One of the most entertaining aspects about the game is also ruined by weak controls, and that's the harpoon gun. This upgrade is earned early on for the Magnum Opus, and it's used to do a wide variety of things, such as rip down structures and blast through enemy vehicles. The only thing is it's hard to line up shots properly thanks to the over-sensitive Magnum Opus.
The story, as I stated previously, is like a stitched together plot made from bits and pieces of the films. There's a dog, a weird sidekick, and the enemies are just directly ripped off the "Warboys" from Fury Road. There's not an ounce of originality in the story here, and it's disappointing as this could've been a prime opportunity for the game to expand on the universe of Mad Max in a meaningful way.
The game is also not that impressive from a visual standpoint.

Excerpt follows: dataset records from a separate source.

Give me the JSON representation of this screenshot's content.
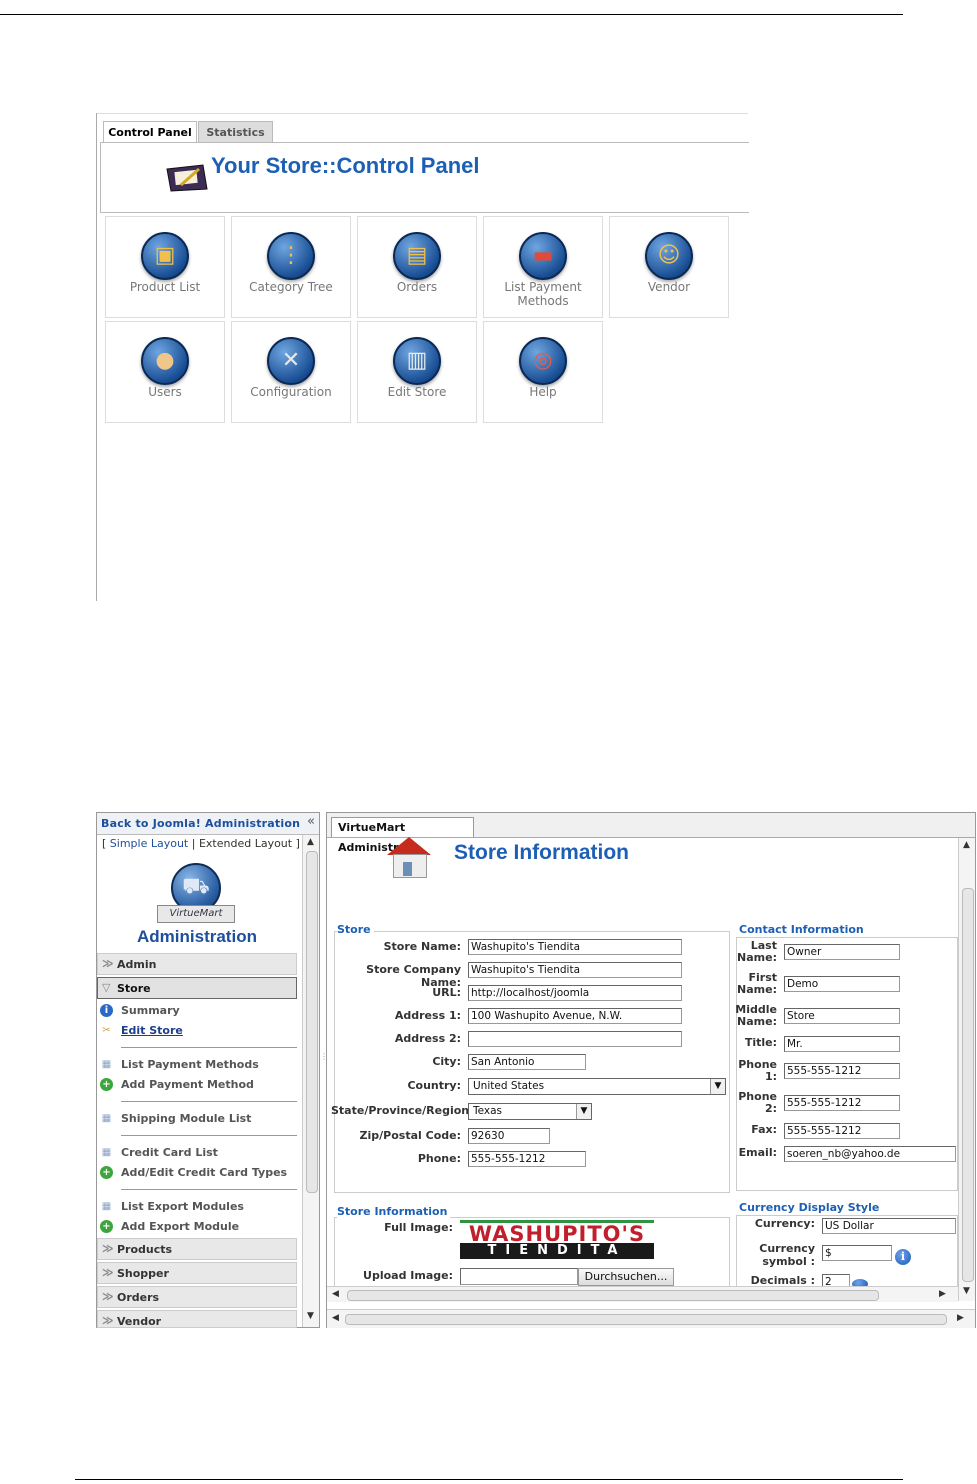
{
  "control_panel": {
    "tabs": [
      "Control Panel",
      "Statistics"
    ],
    "title": "Your Store::Control Panel",
    "tiles": [
      {
        "label": "Product List",
        "icon": "product-list-icon"
      },
      {
        "label": "Category Tree",
        "icon": "category-tree-icon"
      },
      {
        "label": "Orders",
        "icon": "orders-icon"
      },
      {
        "label": "List Payment Methods",
        "icon": "payment-methods-icon"
      },
      {
        "label": "Vendor",
        "icon": "vendor-icon"
      },
      {
        "label": "Users",
        "icon": "users-icon"
      },
      {
        "label": "Configuration",
        "icon": "configuration-icon"
      },
      {
        "label": "Edit Store",
        "icon": "edit-store-icon"
      },
      {
        "label": "Help",
        "icon": "help-icon"
      }
    ]
  },
  "admin": {
    "sidebar": {
      "back_link": "Back to Joomla! Administration",
      "collapse_glyph": "«",
      "layout_links": {
        "open": "[ ",
        "simple": "Simple Layout",
        "sep": " | ",
        "extended": "Extended Layout",
        "close": " ]"
      },
      "logo_text": "VirtueMart",
      "admin_title": "Administration",
      "sections": {
        "admin": "Admin",
        "store": "Store",
        "products": "Products",
        "shopper": "Shopper",
        "orders": "Orders",
        "vendor": "Vendor"
      },
      "store_items": {
        "summary": "Summary",
        "edit_store": "Edit Store",
        "list_payment_methods": "List Payment Methods",
        "add_payment_method": "Add Payment Method",
        "shipping_module_list": "Shipping Module List",
        "credit_card_list": "Credit Card List",
        "add_edit_credit_card_types": "Add/Edit Credit Card Types",
        "list_export_modules": "List Export Modules",
        "add_export_module": "Add Export Module"
      }
    },
    "main": {
      "tab": "VirtueMart Administrat",
      "title": "Store Information",
      "store_legend": "Store",
      "store_fields": {
        "store_name": {
          "label": "Store Name:",
          "value": "Washupito's Tiendita"
        },
        "company_name": {
          "label": "Store Company Name:",
          "value": "Washupito's Tiendita"
        },
        "url": {
          "label": "URL:",
          "value": "http://localhost/joomla"
        },
        "address1": {
          "label": "Address 1:",
          "value": "100 Washupito Avenue, N.W."
        },
        "address2": {
          "label": "Address 2:",
          "value": ""
        },
        "city": {
          "label": "City:",
          "value": "San Antonio"
        },
        "country": {
          "label": "Country:",
          "value": "United States"
        },
        "state": {
          "label": "State/Province/Region:",
          "value": "Texas"
        },
        "zip": {
          "label": "Zip/Postal Code:",
          "value": "92630"
        },
        "phone": {
          "label": "Phone:",
          "value": "555-555-1212"
        }
      },
      "contact_legend": "Contact Information",
      "contact_fields": {
        "last_name": {
          "label1": "Last",
          "label2": "Name:",
          "value": "Owner"
        },
        "first_name": {
          "label1": "First",
          "label2": "Name:",
          "value": "Demo"
        },
        "middle_name": {
          "label1": "Middle",
          "label2": "Name:",
          "value": "Store"
        },
        "title": {
          "label": "Title:",
          "value": "Mr."
        },
        "phone1": {
          "label1": "Phone",
          "label2": "1:",
          "value": "555-555-1212"
        },
        "phone2": {
          "label1": "Phone",
          "label2": "2:",
          "value": "555-555-1212"
        },
        "fax": {
          "label": "Fax:",
          "value": "555-555-1212"
        },
        "email": {
          "label": "Email:",
          "value": "soeren_nb@yahoo.de"
        }
      },
      "store_info_legend": "Store Information",
      "full_image_label": "Full Image:",
      "logo_top": "WASHUPITO'S",
      "logo_bottom": "TIENDITA",
      "upload_image_label": "Upload Image:",
      "browse_button": "Durchsuchen...",
      "currency_legend": "Currency Display Style",
      "currency": {
        "label": "Currency:",
        "value": "US Dollar"
      },
      "currency_symbol": {
        "label1": "Currency",
        "label2": "symbol :",
        "value": "$"
      },
      "decimals": {
        "label": "Decimals :",
        "value": "2"
      }
    }
  },
  "colors": {
    "accent_blue": "#1d5fb4",
    "link_blue": "#1d4f9c",
    "house_roof": "#c62b1e",
    "logo_red": "#c01f2b",
    "logo_green": "#2e9442"
  }
}
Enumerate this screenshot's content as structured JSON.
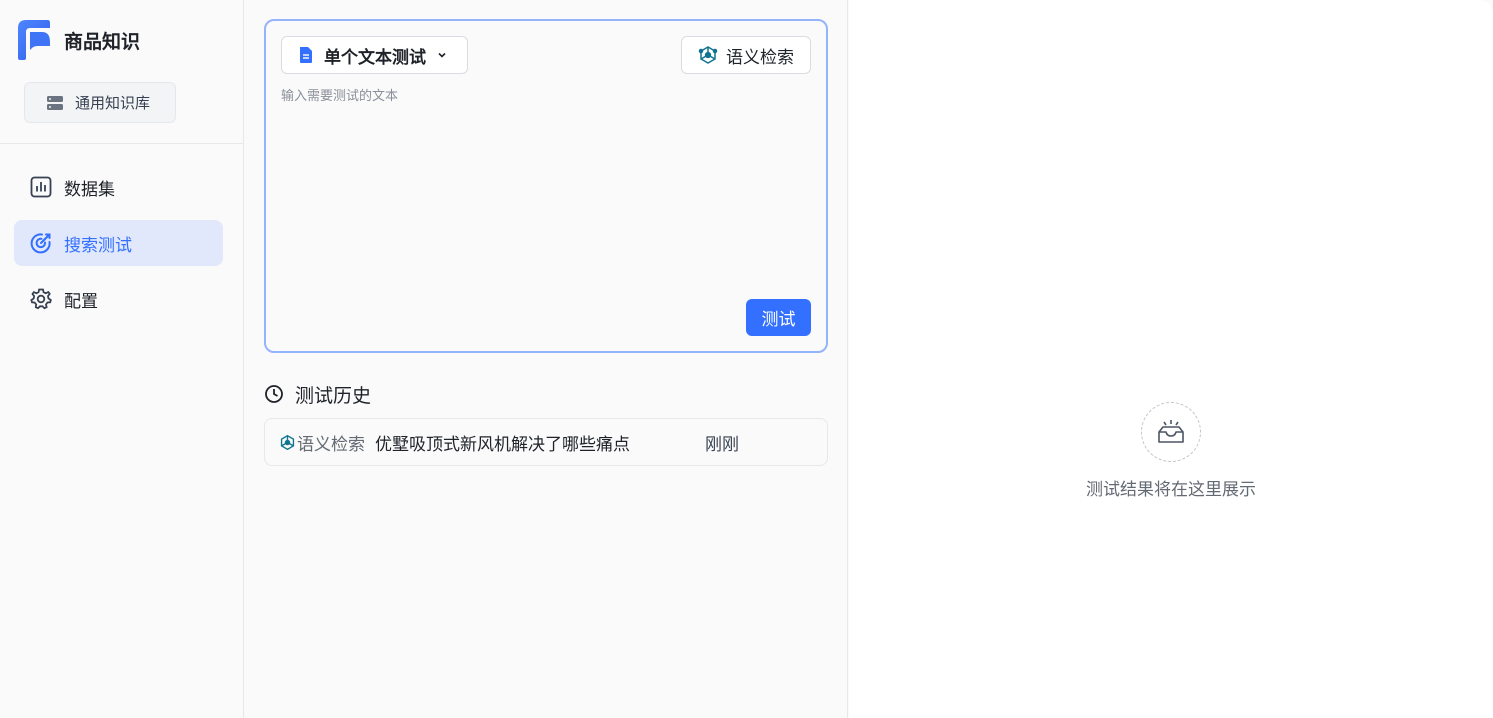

The character models and animation are cool enough, but the wasteland is just bland and boring. I suppose that's unavoidable in a game like this, but it's a shame. There are also frame rate issues that bog down the experience. The voice acting is an aspect of the game that is enjoyable, though, so overall the presentation is a mixed bag.
Mad Max takes about 12 hours or so to complete the main story missions, but getting 100% completion will take a lot longer. However, the open world is just boring and not engaging in the least bit, making it difficult to see how someone would want to take the time to fully complete this game. Mad Max isn't the worst licensed game in recent years, but it's certainly a disappointment.